Ora, o Partido dos Trabalhadores tem tanto direito de escolher um projeto nacional quanto o PSDB. Esse projeto, ancorado, essencialmente, na (i) busca de uma política monetária capaz de equilibrar desenvolvimento e poder aquisitivo – nunca o Brasil cresceu e gerou tantos empregos formais quanto nos últimos oito anos, e nunca tantos cidadãos consumiram tanto -, na (ii) dignidade humana, através do resgate da cidadania via políticas públicas de inclusão social e distribuição de renda – nunca tantos cidadãos, antes condenados ao subemprego ou preteridos por raça, estudaram e prosperaram tanto, e nunca tantos cidadãos, antes condenados a viver abaixo da linha de pobreza, hoje possuem o básico para a conquista de sua autonomia –, na (iii) independência e no protagonismo de sua política externa e, sobretudo, no (iv) respeito ao Estado Democrático de Direito – nunca Imprensa, Legislativo, Polícia Federal e Judiciário, p. ex., foram tão respeitados quanto no governo Lula –, é tão legítimo quanto o tucano. E ele não só tem 80% de aprovação popular como, também, segundo as principais pesquisas, será reeleito, em primeiro turno, para um terceiro mandato.

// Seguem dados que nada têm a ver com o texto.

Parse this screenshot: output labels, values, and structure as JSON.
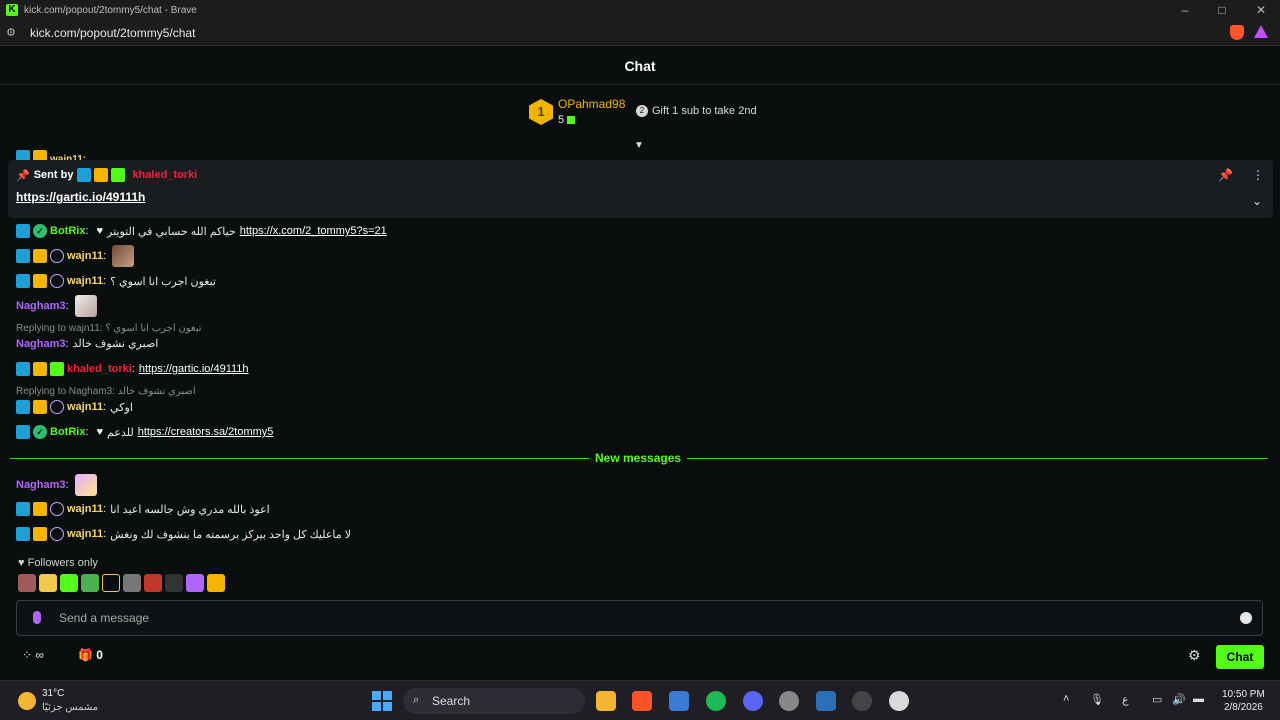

Por que, então, tanta raiva? Qual a origem desse ódio, que vê na figura do Presidente “um chefe de Estado que despreza a liturgia que sua investidura exige e se entrega descontroladamente ao desmando e à autoglorificação”; que enxerga um chefe de Estado que, por supostamente “ignorar as instituições e atropelar as leis”, serve de mau exemplo à cidadania, este, por certo, se fosse o caso, um “mal a evitar”? Como o Estadão enxerga um mau exemplo num sujeito reeleito democraticamente e com 80% de aprovação popular, que mal consegue andar, onde quer que vá, mesmo em meio a uma dúzia de seguranças? Como um editorial pode ser tão estreito a ponto de sustentar que o objetivo maior do projeto político petista é assegurar “o bem-estar da companheirada”? Por que o Estadão não alertou o Brasil, em 2002, que o projeto de governo tucano objetivava perpetuar-se no poder a fim de assegurar “o bem-estar da tucanagem”?

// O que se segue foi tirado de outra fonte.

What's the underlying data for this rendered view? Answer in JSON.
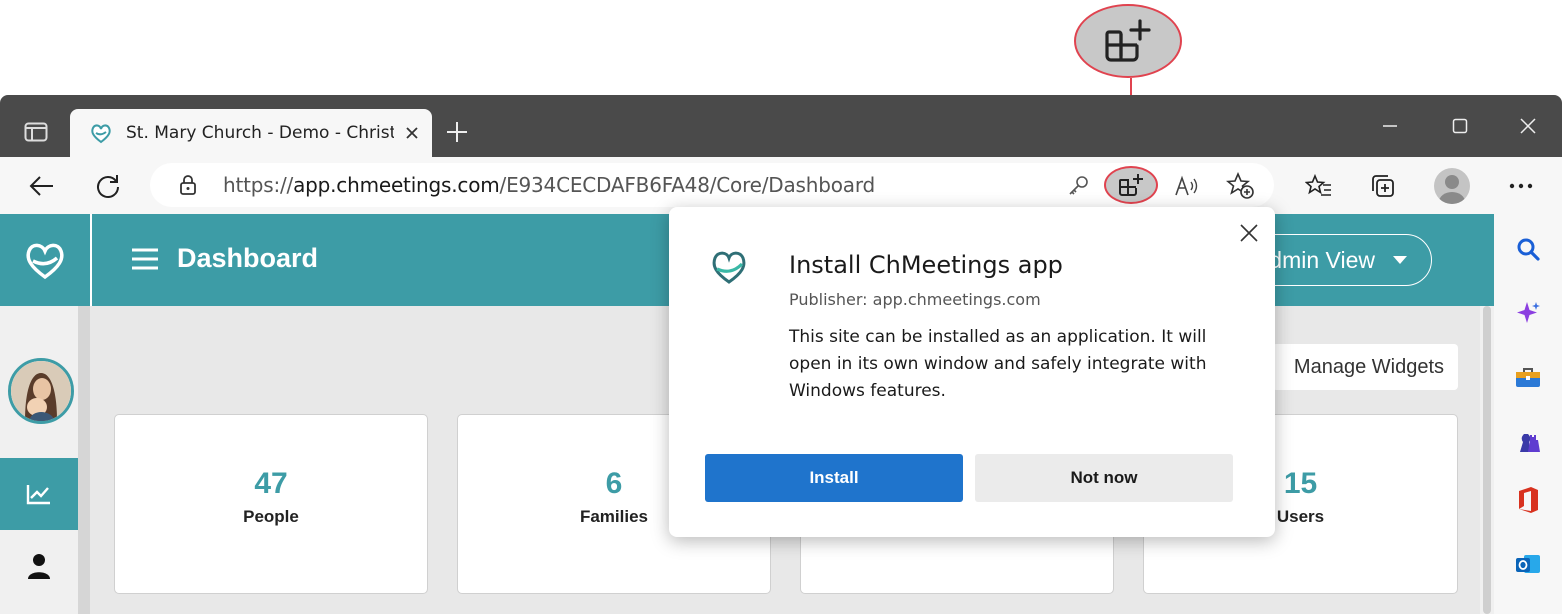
{
  "tab": {
    "title": "St. Mary Church - Demo - Christian"
  },
  "address": {
    "url_prefix": "https://",
    "url_host": "app.chmeetings.com",
    "url_path": "/E934CECDAFB6FA48/Core/Dashboard"
  },
  "app": {
    "page_title": "Dashboard",
    "view_selector": "Admin View",
    "manage_widgets": "Manage Widgets",
    "stats": [
      {
        "value": "47",
        "label": "People"
      },
      {
        "value": "6",
        "label": "Families"
      },
      {
        "value": "",
        "label": ""
      },
      {
        "value": "15",
        "label": "Users"
      }
    ]
  },
  "dialog": {
    "title": "Install ChMeetings app",
    "publisher": "Publisher: app.chmeetings.com",
    "body": "This site can be installed as an application. It will open in its own window and safely integrate with Windows features.",
    "install_label": "Install",
    "notnow_label": "Not now"
  },
  "colors": {
    "brand": "#3d9ca6",
    "install": "#1f74cc",
    "callout": "#e0434f"
  }
}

A origem de tamanho rancor não pode ser, simplesmente, a falácia de que a democracia precisa ser oxigenada através da rotatividade no Poder. Se tal tese carregasse consigo alguma necessidade, não teríamos como livrar a humanidade da estupidez absoluta, uma vez que não haveria explicação para cada Estado Nacional não estampar, no primeiro artigo de sua Carta Máxima, a exigência de que nenhum partido político pudesse ocupar, por duas vezes seguidas, qualquer posição executiva, condão da prosperidade, da harmonia e do desenvolvimento. Sequer eleições seriam necessárias, uma vez que, nesse melhor dos mundos possíveis, bastaria, candidamente, estabelecer-se uma ordem sucessória entre os diversos postulantes aos cargos executivos. Tal como a “mão invisível do mercado” regula a economia e distribui, equitativamente, toda a riqueza produzida, assim agiria, na política, essa espécie de “democracia natural”.
Qualquer analista político é capaz de perceber, numa leitura superficial, que há qualquer coisa, no editorial do Estadão, mas menos uma defesa sistemática da candidatura de José Serra à Presidência da República. Com todo o peso da responsabilidade à qual nunca se subtraiu em 135 anos de lutas, os argumentos do Estado de São Paulo oscilam entre o nada – os supostos méritos do candidato José Serra -, coisa nenhuma – seu currículo exemplar de homem público – e o vazio absoluto – o que ele pode representar para a recondução do País ao desenvolvimento econômico e social pautado por valores éticos.
A verdadeira preocupação do Estadão, ao fim e ao cabo, reduz-se à bisonha e esotérica convicção “de que o candidato Serra é o que tem melhor possibilidade de evitar um grande mal para o País”.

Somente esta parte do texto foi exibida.